En voyant Fang Lei remettre frénétiquement son pyjama en place, je n'ai pas pu m'empêcher de rire. Je lui ai pris la main et lui ai dit : « Ne t'inquiète pas, je ne te forcerai pas ! »
«
Petit idiot
! Ce qui t’appartient t’appartiendra toujours
!
» dit doucement Fang Lei, avant de m’embrasser rapidement sur les lèvres. Ce baiser, moins profond que le précédent, avait une saveur unique. Puis, Fang Lei me tira du canapé et dit
: «
Il est tard, va te coucher.
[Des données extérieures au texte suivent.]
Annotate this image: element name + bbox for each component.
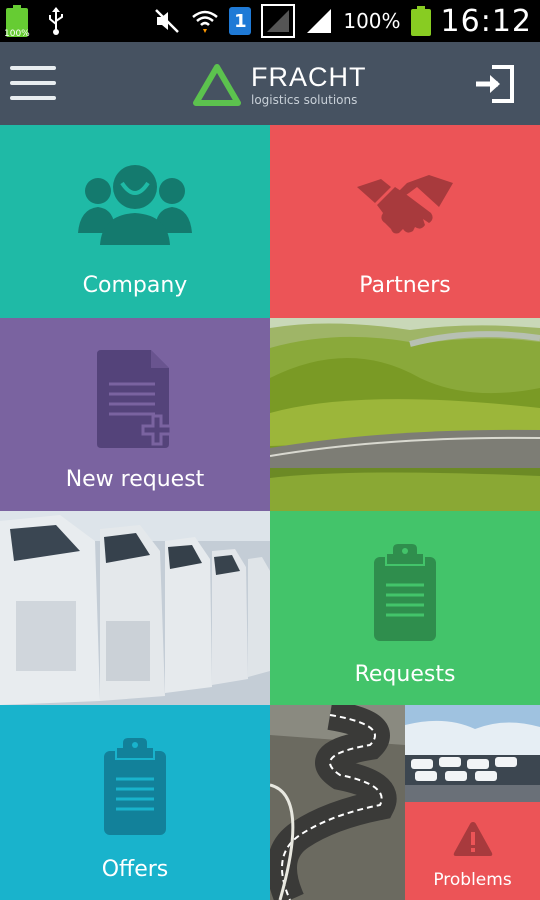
tile-requests[interactable]: Requests xyxy=(270,511,540,705)
usb-icon xyxy=(49,7,63,35)
landscape-hills-photo xyxy=(270,318,540,511)
status-bar: 100% 1 100% 16:12 xyxy=(0,0,540,42)
triangle-logo-icon xyxy=(193,64,241,106)
sim-card-icon: 1 xyxy=(229,7,252,35)
app-header: FRACHT logistics solutions xyxy=(0,42,540,125)
tile-new-request[interactable]: New request xyxy=(0,318,270,511)
battery-icon xyxy=(410,6,431,36)
tile-problems-label: Problems xyxy=(433,870,512,890)
hamburger-menu-icon[interactable] xyxy=(10,66,56,102)
handshake-icon xyxy=(357,175,453,234)
clipboard-icon xyxy=(374,543,436,641)
tile-problems[interactable]: Problems xyxy=(405,802,540,900)
warning-icon xyxy=(453,822,492,856)
mute-icon xyxy=(155,9,180,33)
signal-outline-icon xyxy=(261,4,296,38)
tile-company-label: Company xyxy=(82,273,188,298)
signal-strength-icon xyxy=(307,9,332,33)
brand-name: FRACHT xyxy=(251,62,367,92)
tile-partners[interactable]: Partners xyxy=(270,125,540,318)
sign-in-icon[interactable] xyxy=(474,64,516,104)
group-icon xyxy=(78,165,192,245)
wifi-icon xyxy=(192,10,219,33)
clipboard-icon xyxy=(104,737,166,835)
battery-small-icon: 100% xyxy=(4,5,30,39)
tile-partners-label: Partners xyxy=(359,273,451,298)
add-document-icon xyxy=(97,350,173,448)
tile-offers-label: Offers xyxy=(101,857,169,882)
car-carrier-photo xyxy=(405,705,540,802)
winding-road-photo xyxy=(270,705,405,900)
tile-new-request-label: New request xyxy=(65,467,205,492)
tile-offers[interactable]: Offers xyxy=(0,705,270,900)
tile-company[interactable]: Company xyxy=(0,125,270,318)
tile-requests-label: Requests xyxy=(354,662,456,687)
battery-small-label: 100% xyxy=(4,29,30,39)
battery-percent: 100% xyxy=(343,9,401,33)
brand-logo: FRACHT logistics solutions xyxy=(193,60,367,110)
clock: 16:12 xyxy=(440,3,532,39)
brand-tagline: logistics solutions xyxy=(251,93,358,107)
trucks-photo xyxy=(0,511,270,705)
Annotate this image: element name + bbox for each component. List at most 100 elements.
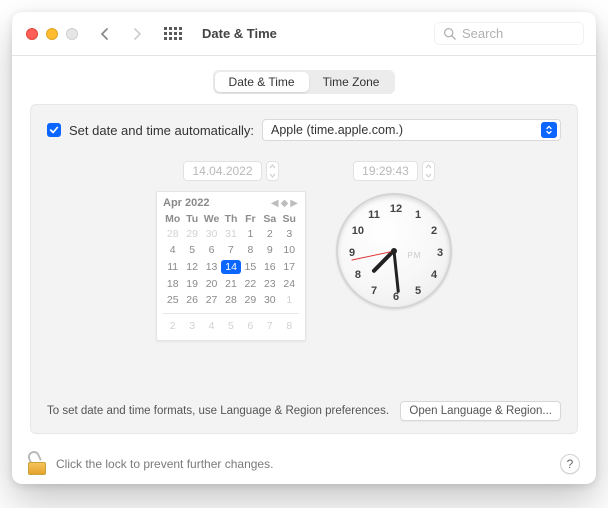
tab-time-zone[interactable]: Time Zone — [309, 72, 394, 92]
titlebar: Date & Time — [12, 12, 596, 56]
tab-date-time[interactable]: Date & Time — [215, 72, 309, 92]
calendar-day[interactable]: 15 — [241, 258, 260, 276]
close-window-button[interactable] — [26, 28, 38, 40]
calendar-day[interactable]: 30 — [260, 292, 279, 308]
calendar-weekday-header: Mo — [163, 212, 182, 226]
calendar-day[interactable]: 4 — [163, 242, 182, 258]
footer: Click the lock to prevent further change… — [12, 444, 596, 484]
calendar-weekday-header: We — [202, 212, 221, 226]
search-field[interactable] — [434, 22, 584, 45]
calendar-weekday-header: Su — [280, 212, 299, 226]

Tu dois aller travailler demain
!
»
« D’accord ! » J’ai hoché la tête docilement, j’ai donné un baiser de bonne nuit à Fang Lei, puis nous sommes retournés chacun dans notre chambre.
*********
Le lendemain, en allant au travail, je me suis soudain souvenue que je n'avais pas donné mes coordonnées à Yu Bo la veille. Il semblerait que je n'aie d'autre choix que de retourner au Black Forest Bar ce soir pour tenter de le recroiser !
Tout au long du trajet, j'ai pensé à Yu Bo et aux photos de fantômes et je suis arrivé en un rien de temps à la gare, où c'est Li Yang qui m'a accueilli.